Pakistan’s Balance Of Payments Crisis: Causes, Challenges, And Path To Stability |
Pakistan’s struggle with its balance of payments has been one of the most persistent economic challenges. It has shaped economic policy, affected political stability, and directly influenced the daily lives of ordinary citizens through inflation, unemployment, and repeated currency crises. The balance of payments records how much foreign exchange a country earns and how much it spends.
When spending exceeds earnings for a long period, pressure builds on foreign exchange reserves, the currency weakens, and the economy becomes vulnerable to external shocks. Pakistan’s history shows that this problem is not temporary or accidental but rooted in the structure of the economy. The key issue today is whether structural reforms can finally deliver a lasting solution rather than short-term relief.
For decades, Pakistan has faced recurring current account deficits. These deficits arise mainly because the country imports far more than it exports. Fundamental imports such as oil, gas, machinery, chemicals, and food items require large amounts of foreign exchange, while export earnings remain limited and concentrated in a few sectors. When exports fail to grow at the same pace as imports, the gap widens, and the balance of payments comes under strain. This has repeatedly forced Pakistan to borrow from abroad or seek emergency support to meet its external obligations.
Recent years provide a clear illustration of this pattern. In fiscal year 2022, Pakistan recorded a very large current account deficit, amounting to several billion US dollars and close to 5 per cent of the size of the economy.
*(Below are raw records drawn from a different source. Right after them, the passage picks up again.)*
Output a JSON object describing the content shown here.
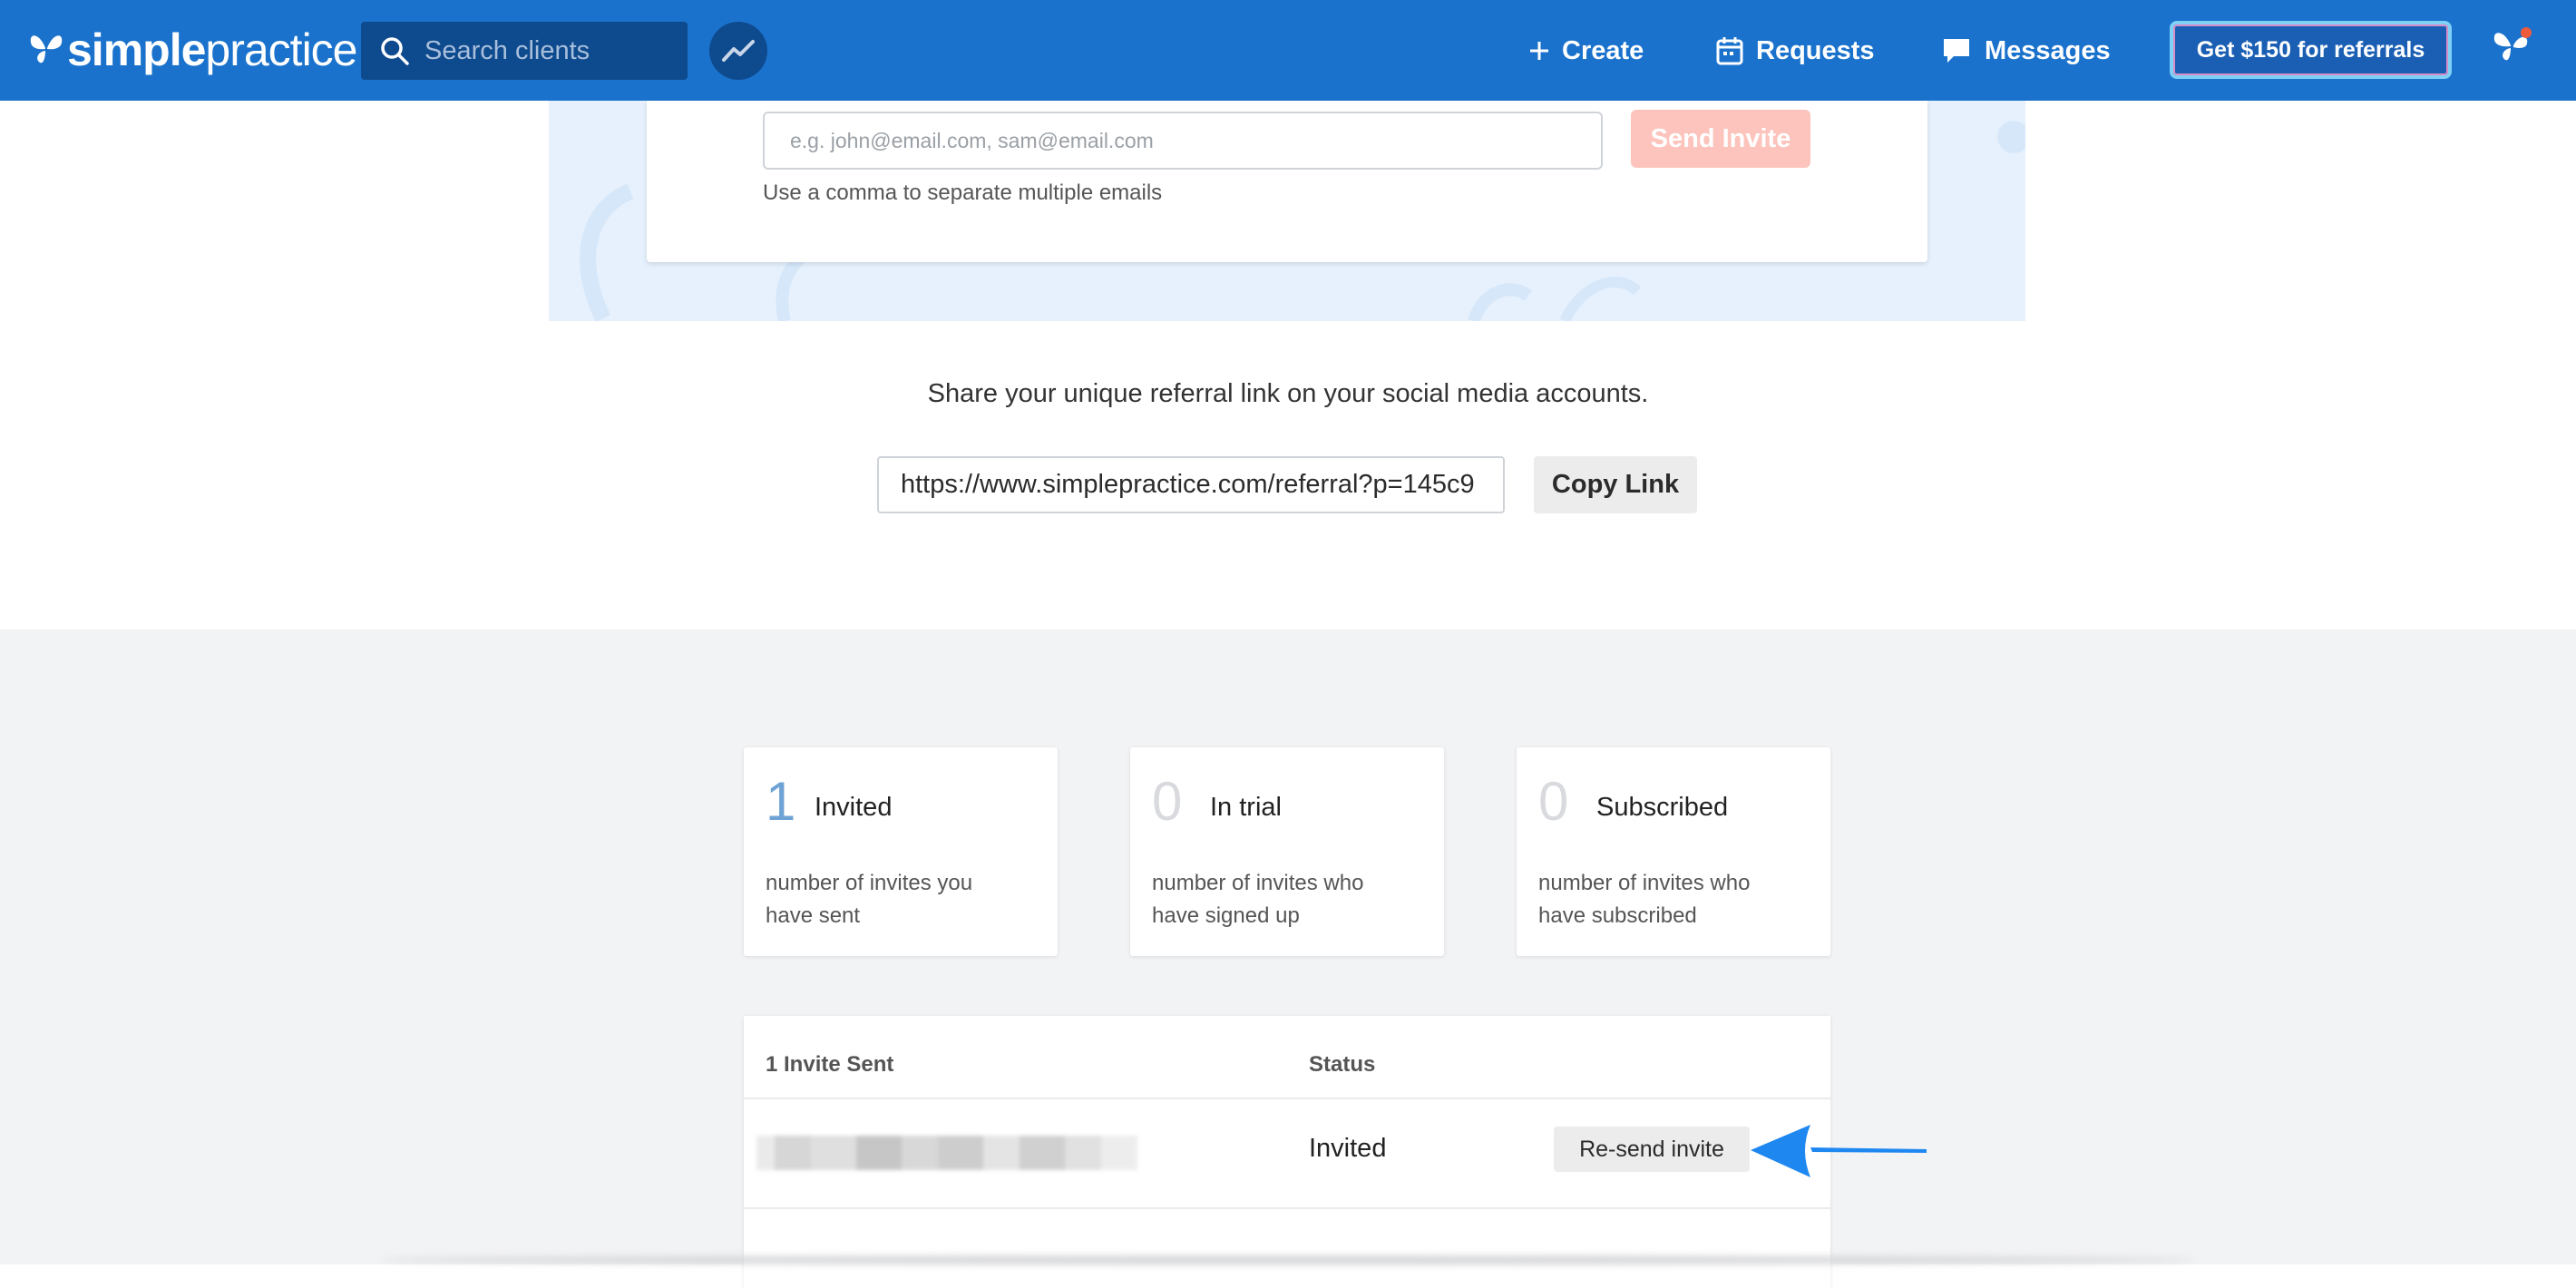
{
  "nav": {
    "logo_bold": "simple",
    "logo_light": "practice",
    "search_placeholder": "Search clients",
    "create_label": "Create",
    "requests_label": "Requests",
    "messages_label": "Messages",
    "referral_cta": "Get $150 for referrals"
  },
  "invite": {
    "email_placeholder": "e.g. john@email.com, sam@email.com",
    "send_label": "Send Invite",
    "hint": "Use a comma to separate multiple emails"
  },
  "share": {
    "text": "Share your unique referral link on your social media accounts.",
    "link_value": "https://www.simplepractice.com/referral?p=145c9",
    "copy_label": "Copy Link"
  },
  "stats": [
    {
      "count": "1",
      "label": "Invited",
      "desc": "number of invites you have sent"
    },
    {
      "count": "0",
      "label": "In trial",
      "desc": "number of invites who have signed up"
    },
    {
      "count": "0",
      "label": "Subscribed",
      "desc": "number of invites who have subscribed"
    }
  ],
  "table": {
    "header_email": "1 Invite Sent",
    "header_status": "Status",
    "rows": [
      {
        "status": "Invited",
        "action": "Re-send invite"
      }
    ]
  },
  "colors": {
    "brand_blue": "#1a72cc",
    "annotation_arrow": "#1e88f0",
    "send_disabled": "#fcc4bc"
  }
}
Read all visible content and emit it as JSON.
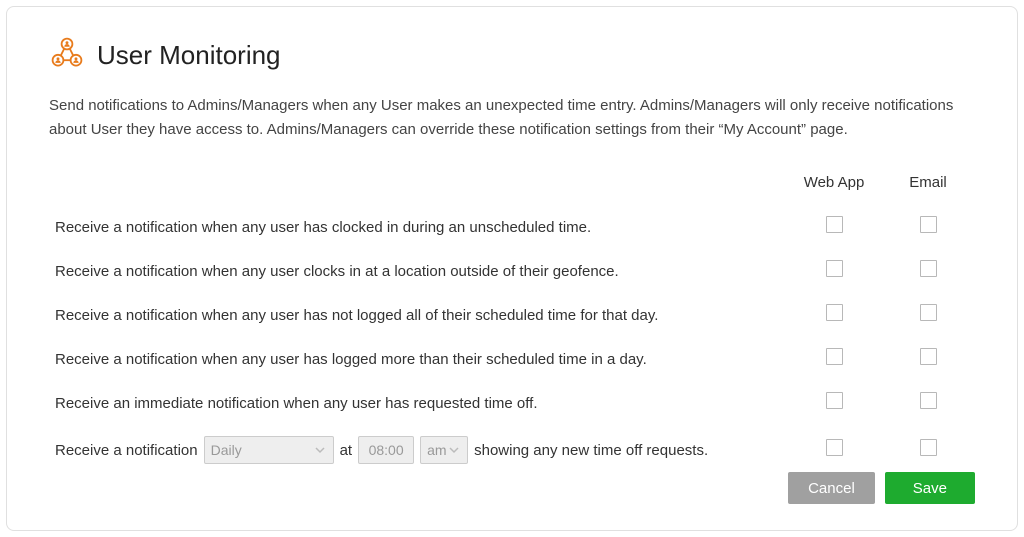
{
  "title": "User Monitoring",
  "description": "Send notifications to Admins/Managers when any User makes an unexpected time entry. Admins/Managers will only receive notifications about User they have access to. Admins/Managers can override these notification settings from their “My Account” page.",
  "columns": {
    "webapp": "Web App",
    "email": "Email"
  },
  "rows": [
    {
      "label": "Receive a notification when any user has clocked in during an unscheduled time."
    },
    {
      "label": "Receive a notification when any user clocks in at a location outside of their geofence."
    },
    {
      "label": "Receive a notification when any user has not logged all of their scheduled time for that day."
    },
    {
      "label": "Receive a notification when any user has logged more than their scheduled time in a day."
    },
    {
      "label": "Receive an immediate notification when any user has requested time off."
    }
  ],
  "scheduleRow": {
    "prefix": "Receive a notification",
    "frequency": "Daily",
    "at": "at",
    "time": "08:00",
    "ampm": "am",
    "suffix": "showing any new time off requests."
  },
  "buttons": {
    "cancel": "Cancel",
    "save": "Save"
  },
  "colors": {
    "accent_icon": "#e87b1c",
    "save_button": "#1eab2f"
  }
}
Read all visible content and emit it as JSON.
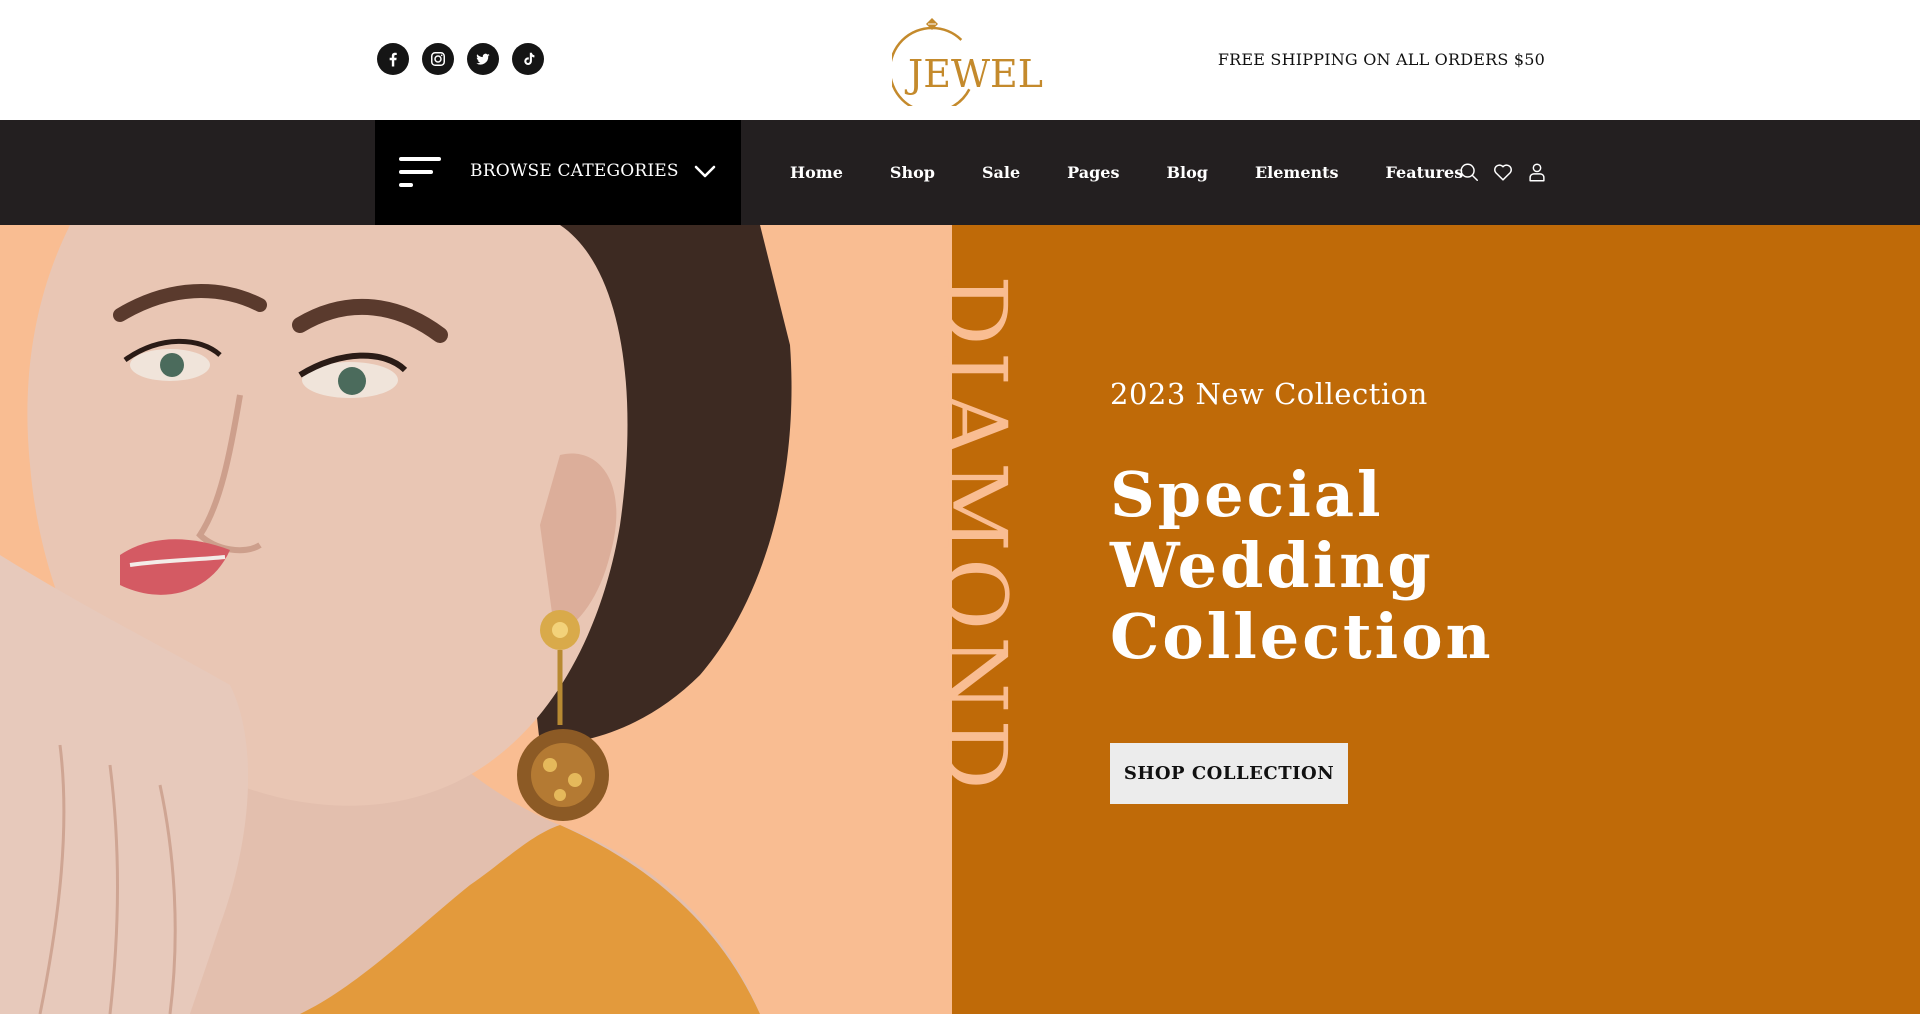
{
  "header": {
    "socials": [
      {
        "icon": "facebook-icon"
      },
      {
        "icon": "instagram-icon"
      },
      {
        "icon": "twitter-icon"
      },
      {
        "icon": "tiktok-icon"
      }
    ],
    "logo_text": "JEWEL",
    "shipping_notice": "FREE SHIPPING ON ALL ORDERS $50"
  },
  "nav": {
    "browse_label": "BROWSE CATEGORIES",
    "items": [
      {
        "label": "Home"
      },
      {
        "label": "Shop"
      },
      {
        "label": "Sale"
      },
      {
        "label": "Pages"
      },
      {
        "label": "Blog"
      },
      {
        "label": "Elements"
      },
      {
        "label": "Features"
      }
    ],
    "icons": [
      "search-icon",
      "heart-icon",
      "user-icon"
    ]
  },
  "hero": {
    "vertical_word": "DIAMOND",
    "subtitle": "2023 New Collection",
    "headline_lines": [
      "Special",
      "Wedding",
      "Collection"
    ],
    "cta_label": "SHOP COLLECTION"
  },
  "colors": {
    "brand_gold": "#c48a2c",
    "nav_dark": "#231f20",
    "browse_black": "#000000",
    "hero_peach": "#f9bd92",
    "hero_orange": "#bf6a08",
    "cta_bg": "#ececec"
  }
}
This deficit was driven by high global commodity prices, strong domestic demand for imports, and weak export performance. As foreign exchange reserves fell sharply, the country faced the risk of default on its external debt, leading to severe pressure on the currency and a sharp rise in inflation.
Since then, there has been some improvement in headline figures. In parts of 2024 and 2025, Pakistan recorded a current account surplus for the first time in many years. By the end of fiscal year 2024-25, the surplus was close to $2 billion. This turnaround was widely welcomed and seen as a sign that stabilisation measures were beginning to work. However, this improvement must be viewed with caution. Much of the surplus was achieved not because exports surged dramatically, but because imports were compressed through high interest rates, rupee depreciation, and restrictions on spending. At the same time, remittances from Pakistanis working abroad reached record levels, providing support to the external account.